Is your iCloud password in danger?

This week, Groton Pixel is advising clients to take note of an emerging threat to accounts on Apple’s iCloud, the virtual drive you may have gotten with your iPhone, iPad, iPod, or iTunes.  Apple’s iCloud security is generally well-regarded, but is a popular target for hackers and has recently been subject to embarrassing breaches including the release of a nude photos stolen from a number of celebrity accounts.

The newest threat comes in the form of a tool called iDict, which supposedly allows hackers to use brute force attack to bypass Apple’s most effective security measures. A brute force attack uses an automated program like iDict to make a large number of wild guesses at a password until it stumbles upon the right one. It works because many people choose a password that’s easy to remember over one that’s hard to guess, and especially because we have some very common strategies for making things easy to remember.

  • If your password is the word “Password” with a number appended to it, you may be vulnerable to a brute force attack.
  • If your password includes a dictionary word, common name, nickname, pet name, or short phrase, you may be vulnerable to a brute force attack.

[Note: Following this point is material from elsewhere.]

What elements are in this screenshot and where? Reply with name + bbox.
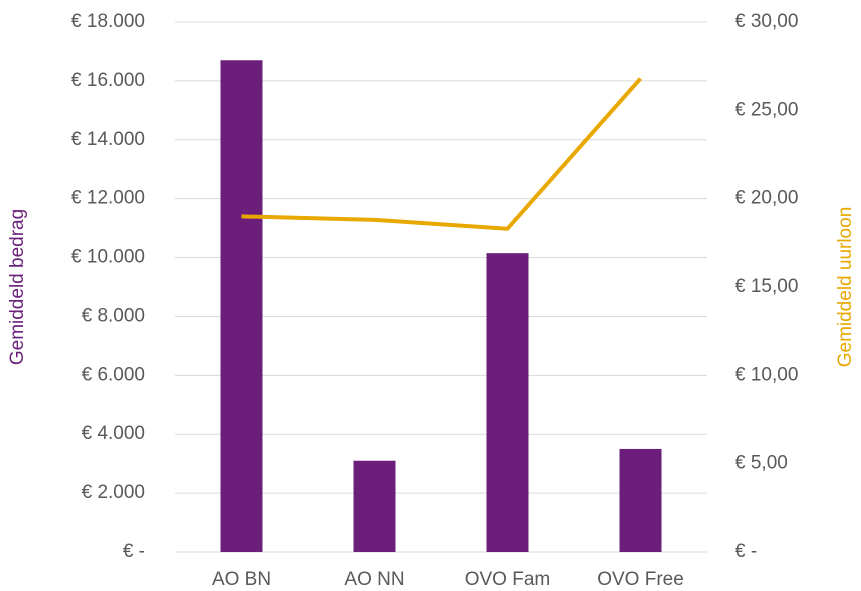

And yes, the hackers are on to your trick of replacing S’s with 5, or a’s with @’s, or I’s with 1’s, and so on.
  • If your password is some variation of a celebrity, literary character, or athlete’s name, you may be vulnerable to a brute force attack.
  • If your password is a string of keystrokes in the order they appear on your keyboard, such as “Qwerty” or “!QAZ2wsx,” you may be vulnerable to a brute force attack.

The good news is that iDict’s brute force attacks can only break passwords included in the program’s dictionary, which are likely to be a finite list of the most commonly used passwords.

For this particular threat to this particular account, your best remedy is to immediately change your iCloud password if it falls into one of these easy-to-guess categories. And while you’re at it, do the same for all of your other accounts.

For optimal protection against brute force attacks, choose a longer password and mix upper case, lower case, numbers, and symbols.